Ritual de Passagem
“Não tenho como parar os pensamentos que invadem-me como relâmpagos nesta que sei ser a minha derradeira hora”.
Desde que cheguei há seis meses neste asilo como assistente social voluntário, observo Clarice. Aos 93 anos, ainda notadamente lúcida, sempre me pareceu estar distante daqui, com seus olhos perdidos no nada, de um brilho embaçado a fitar uma outra realidade qualquer, bem longe dos flamboyants que fazem da Casa de Repouso Santa Clara um lugar privilegiado.
Apesar das nossas conversas terem se resumido a interrogatórios despretensiosos da minha parte e a respostas monossilábicas da sua, ela parecia ter confiança em mim.
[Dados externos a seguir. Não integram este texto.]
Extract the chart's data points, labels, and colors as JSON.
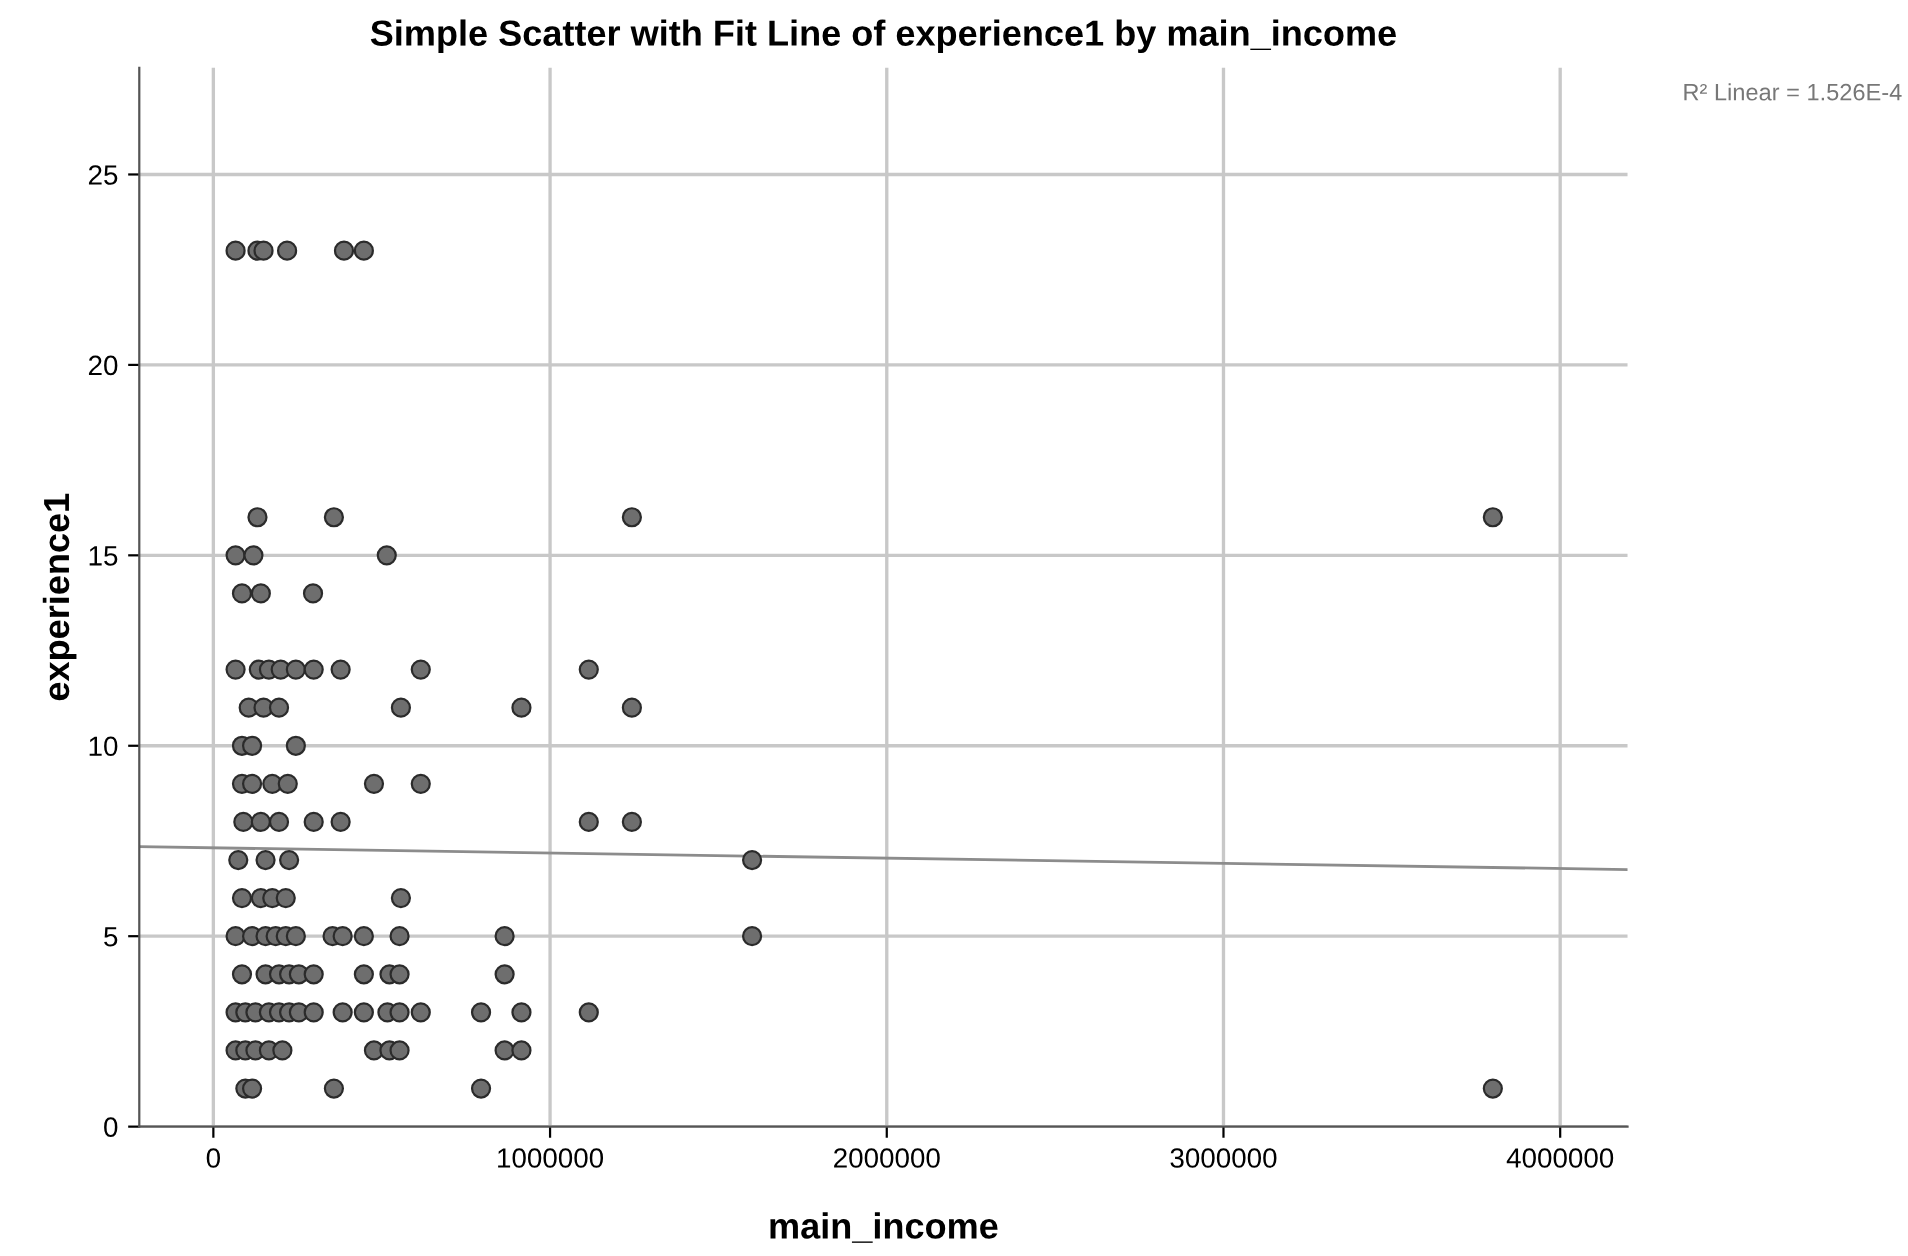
{
  "chart_data": {
    "type": "scatter",
    "title": "Simple Scatter with Fit Line of experience1 by main_income",
    "xlabel": "main_income",
    "ylabel": "experience1",
    "annotations": [
      "R² Linear = 1.526E-4"
    ],
    "xlim": [
      -220000,
      4200000
    ],
    "ylim": [
      0,
      27.8
    ],
    "xticks": [
      0,
      1000000,
      2000000,
      3000000,
      4000000
    ],
    "yticks": [
      0,
      5,
      10,
      15,
      20,
      25
    ],
    "grid": true,
    "legend": false,
    "marker": "circle",
    "series": [
      {
        "color": "#6e6e6e",
        "x": [
          66000,
          131000,
          149000,
          219000,
          388000,
          447000,
          131000,
          358000,
          1243000,
          66000,
          119000,
          515000,
          85000,
          141000,
          296000,
          66000,
          135000,
          165000,
          200000,
          245000,
          298000,
          378000,
          616000,
          1115000,
          105000,
          149000,
          195000,
          557000,
          915000,
          1243000,
          85000,
          115000,
          245000,
          85000,
          115000,
          175000,
          221000,
          477000,
          616000,
          89000,
          141000,
          195000,
          298000,
          378000,
          1115000,
          1243000,
          74000,
          155000,
          225000,
          85000,
          141000,
          175000,
          215000,
          557000,
          66000,
          115000,
          155000,
          185000,
          215000,
          245000,
          354000,
          384000,
          447000,
          553000,
          865000,
          85000,
          155000,
          195000,
          225000,
          254000,
          298000,
          447000,
          523000,
          553000,
          865000,
          66000,
          95000,
          125000,
          165000,
          195000,
          225000,
          254000,
          298000,
          384000,
          447000,
          517000,
          553000,
          616000,
          795000,
          915000,
          1115000,
          66000,
          95000,
          125000,
          165000,
          205000,
          477000,
          523000,
          553000,
          865000,
          915000,
          95000,
          115000,
          358000,
          795000,
          3800000,
          3800000,
          1600000,
          1600000
        ],
        "values": [
          23,
          23,
          23,
          23,
          23,
          23,
          16,
          16,
          16,
          15,
          15,
          15,
          14,
          14,
          14,
          12,
          12,
          12,
          12,
          12,
          12,
          12,
          12,
          12,
          11,
          11,
          11,
          11,
          11,
          11,
          10,
          10,
          10,
          9,
          9,
          9,
          9,
          9,
          9,
          8,
          8,
          8,
          8,
          8,
          8,
          8,
          7,
          7,
          7,
          6,
          6,
          6,
          6,
          6,
          5,
          5,
          5,
          5,
          5,
          5,
          5,
          5,
          5,
          5,
          5,
          4,
          4,
          4,
          4,
          4,
          4,
          4,
          4,
          4,
          4,
          3,
          3,
          3,
          3,
          3,
          3,
          3,
          3,
          3,
          3,
          3,
          3,
          3,
          3,
          3,
          3,
          2,
          2,
          2,
          2,
          2,
          2,
          2,
          2,
          2,
          2,
          1,
          1,
          1,
          1,
          16,
          1,
          7,
          5
        ]
      },
      {
        "type": "line",
        "color": "#8c8c8c",
        "marker": "none",
        "line_style": "solid",
        "x": [
          -220000,
          4200000
        ],
        "values": [
          7.35,
          6.75
        ]
      }
    ]
  }
}
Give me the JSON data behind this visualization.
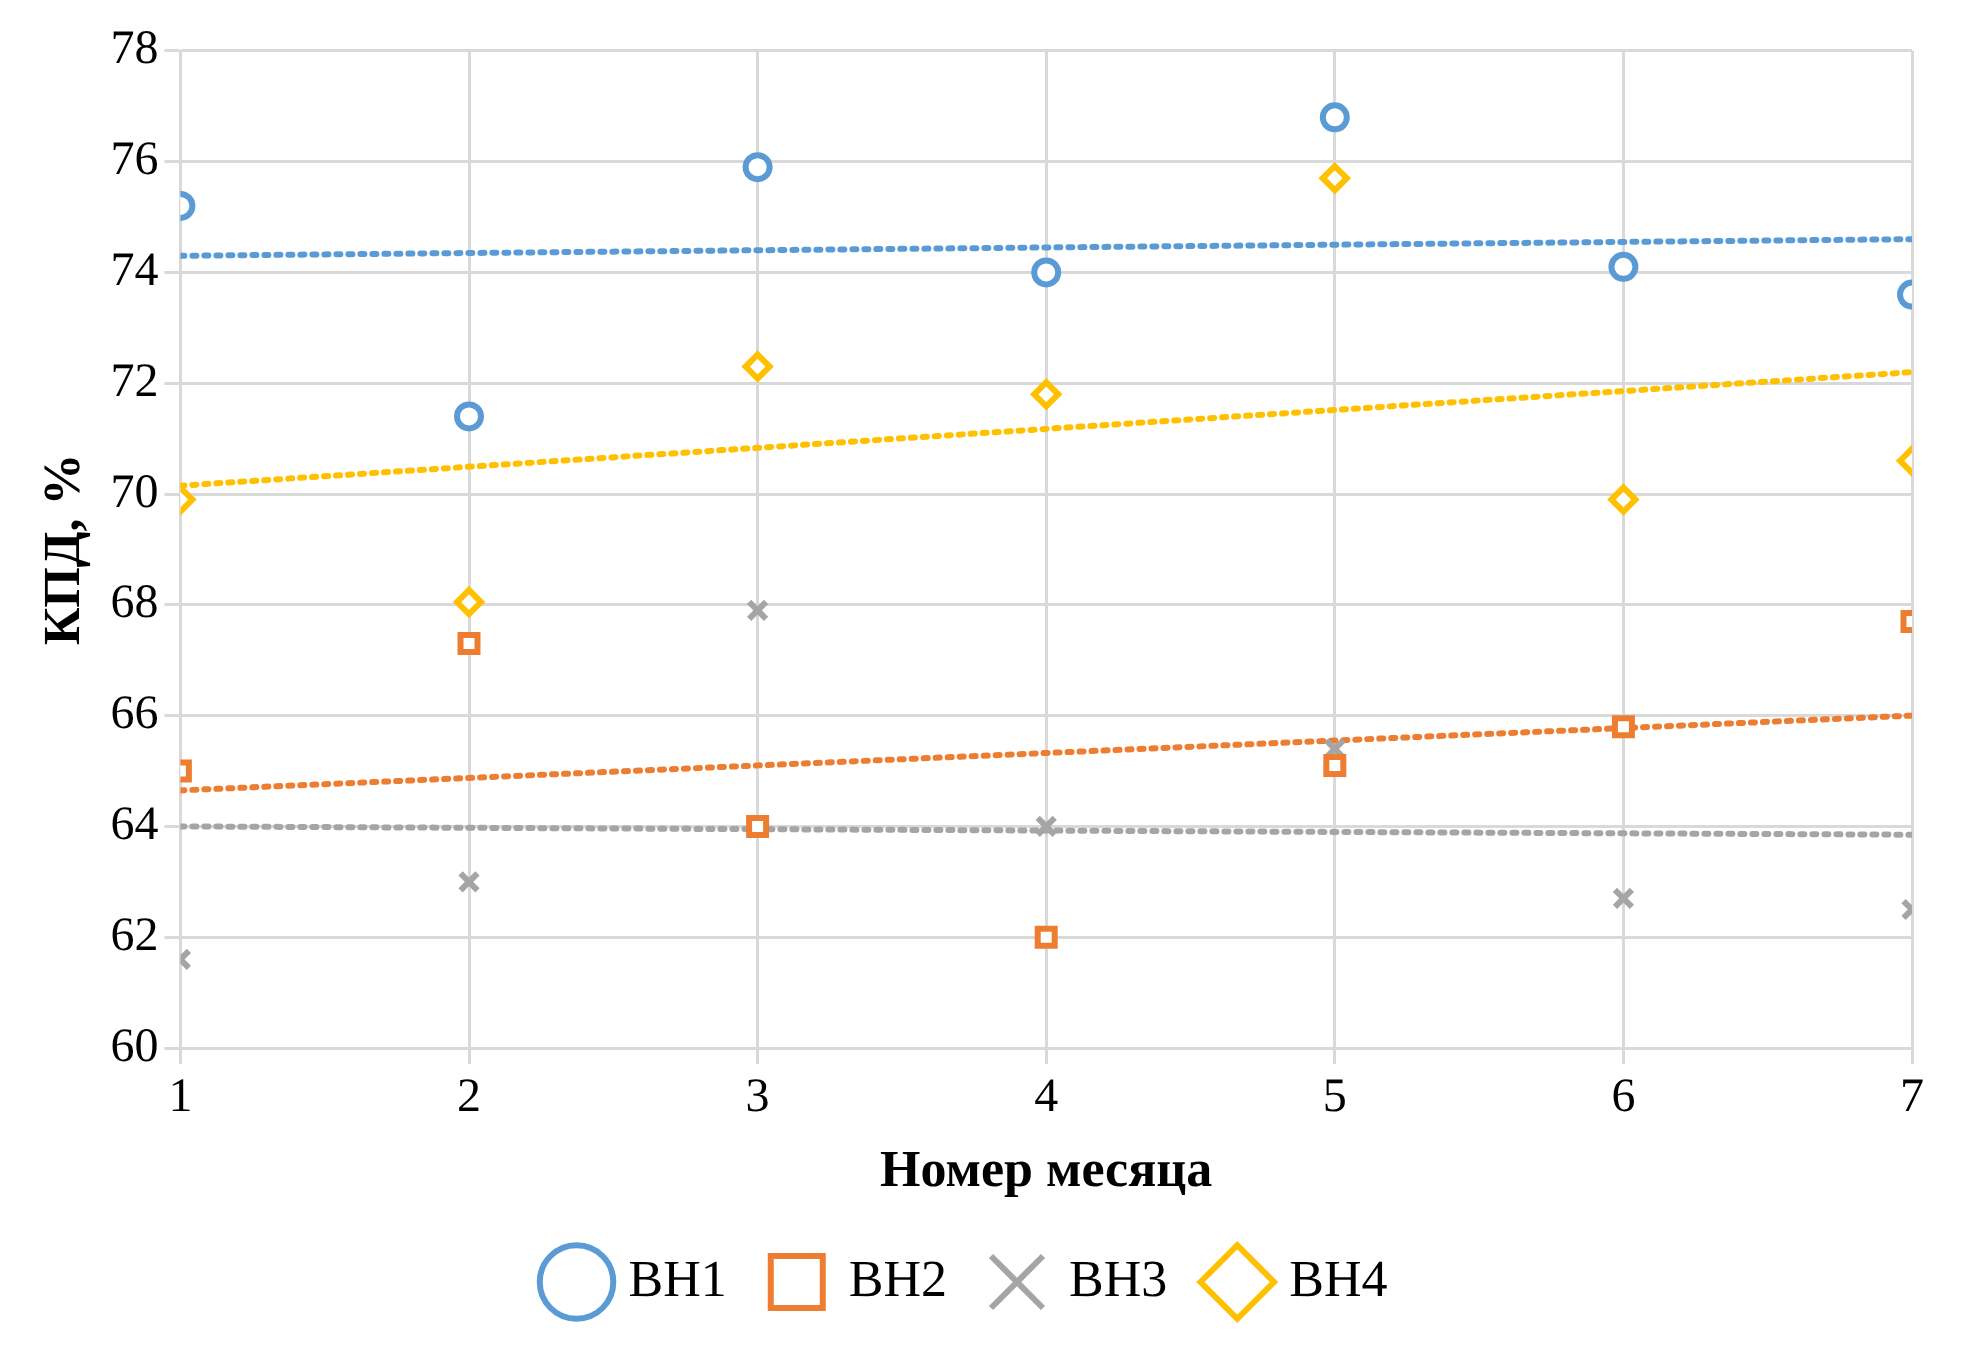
{
  "chart_data": {
    "type": "scatter",
    "xlabel": "Номер месяца",
    "ylabel": "КПД, %",
    "xlim": [
      1,
      7
    ],
    "xticks": [
      1,
      2,
      3,
      4,
      5,
      6,
      7
    ],
    "ylim": [
      60,
      78
    ],
    "yticks": [
      60,
      62,
      64,
      66,
      68,
      70,
      72,
      74,
      76,
      78
    ],
    "grid": true,
    "legend": "bottom",
    "series": [
      {
        "name": "ВН1",
        "color": "#5b9bd5",
        "marker": "circle",
        "x": [
          1,
          2,
          3,
          4,
          5,
          6,
          7
        ],
        "values": [
          75.2,
          71.4,
          75.9,
          74.0,
          76.8,
          74.1,
          73.6
        ]
      },
      {
        "name": "ВН2",
        "color": "#ed7d31",
        "marker": "square",
        "x": [
          1,
          2,
          3,
          4,
          5,
          6,
          7
        ],
        "values": [
          65.0,
          67.3,
          64.0,
          62.0,
          65.1,
          65.8,
          67.7
        ]
      },
      {
        "name": "ВН3",
        "color": "#a5a5a5",
        "marker": "cross",
        "x": [
          1,
          2,
          3,
          4,
          5,
          6,
          7
        ],
        "values": [
          61.6,
          63.0,
          67.9,
          64.0,
          65.4,
          62.7,
          62.5
        ]
      },
      {
        "name": "ВН4",
        "color": "#ffc000",
        "marker": "diamond",
        "x": [
          1,
          2,
          3,
          4,
          5,
          6,
          7
        ],
        "values": [
          69.9,
          68.05,
          72.3,
          71.8,
          75.7,
          69.9,
          70.6
        ]
      },
      {
        "type": "line",
        "color": "#5b9bd5",
        "line_style": "dotted",
        "marker": "none",
        "x": [
          1,
          7
        ],
        "values": [
          74.3,
          74.6
        ]
      },
      {
        "type": "line",
        "color": "#ed7d31",
        "line_style": "dotted",
        "marker": "none",
        "x": [
          1,
          7
        ],
        "values": [
          64.65,
          66.0
        ]
      },
      {
        "type": "line",
        "color": "#a5a5a5",
        "line_style": "dotted",
        "marker": "none",
        "x": [
          1,
          7
        ],
        "values": [
          64.0,
          63.85
        ]
      },
      {
        "type": "line",
        "color": "#ffc000",
        "line_style": "dotted",
        "marker": "none",
        "x": [
          1,
          7
        ],
        "values": [
          70.15,
          72.2
        ]
      }
    ]
  }
}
Isso porque com os demais idosos e funcionários do asilo, Clarice mantinha uma cordialidade formal, reforçada por um olhar condescendente e um silêncio quase absoluto. Negava-se educadamente a participar das atividades em grupo, preferindo estar só, sentada em um dos bancos de jardim ou junto à janela do seu quarto, com um livro à mão – talvez o maior companheiro de toda sua vida – e acompanhada de uma espécie de bloco de anotações, com um lápis ao lado. A frase que citei no início eu encontrei nas primeiras linhas da primeira página daquele bloco, usado por ela como um diário. Seria uma prática comum se ele não tivesse sido iniciado há cerca de um mês apenas, como se fosse um diário de morte.
Quando a vi pela primeira vez percebi tratar-se de um lobo solitário, de uma solidão antiga e impenetrável. Foi deixada na Casa de Repouso por uma sobrinha há mais de cinco anos, a mesma que paga regularmente suas despesas, mas que nunca dignou-se a visitá-la desde que a trouxe. Em sua ficha consta que nunca se casou e, com o tempo, teve que sair de sua própria casa, disputada por herdeiros – os mesmos que a receberam para, em seguida, a deixarem aqui. Clarice pouco saía de seu quarto, a não ser para as refeições regulares, às quais faltava com frequência. Me intrigava nela uma serenidade que parecia não lhe caber; um rosto de expressão opaca e uma altivez que contrariava seu estado de abandono afetivo.
É bem provável que o momento de sua morte, três dias atrás, possa ter sido escolhido ou, mais até, auto-programado. Isso pode ser interpretado como misticismo ingênuo da minha parte, mas tenho motivos para não duvidar. Neste asilo o rígido horário dos remédios é levado à risca. Assim, às 17 horas em ponto, Irmã Verônica levou a segunda dose do medicamento para sua doença cardíaca. No relógio do criado-mudo de seu quarto os ponteiros pararam, sem motivo aparente, às 16h56min, exatamente a mesma hora registrada por Clarice em seu diário, após ter escrito estas que seriam suas últimas palavras:
“Por que, Dama da Sombra, tardastes tanto a chegar? A eternidade parecia querer-me sua mais fiel escudeira e por toda minha juventude acreditei realmente poder ser. Incontáveis vezes tentei enganar-me fingindo não existires, embora eu tenha passeado pela minha própria existência absolutamente entediada com qualquer coisa que manifestasse vida. Apesar de sempre teres sido óbvia para mim, decidi deliberadamente não prestar-te atenção. Sei bem que não há nada mais que eu possa fazer para reverter tamanha falta de zelo, a não ser levar comigo o acre sabor desta tardia verdade: a de que tua dialética é afirmar, de diversas formas, o teu oposto. A nós nos cabe vivenciar esse tosco paradoxo, tarefa que normalmente abandonamos na primeira infância. E mesmo quando o intuímos em outras fases da vida, continuamos caminheiros de caminhos tortos. Resta-me o consolo de ter finalmente compreendido essa equação simples, que agora torna-se o mantra que entoarei nesse ritual de passagem ou, quiçá, num possível retorno.”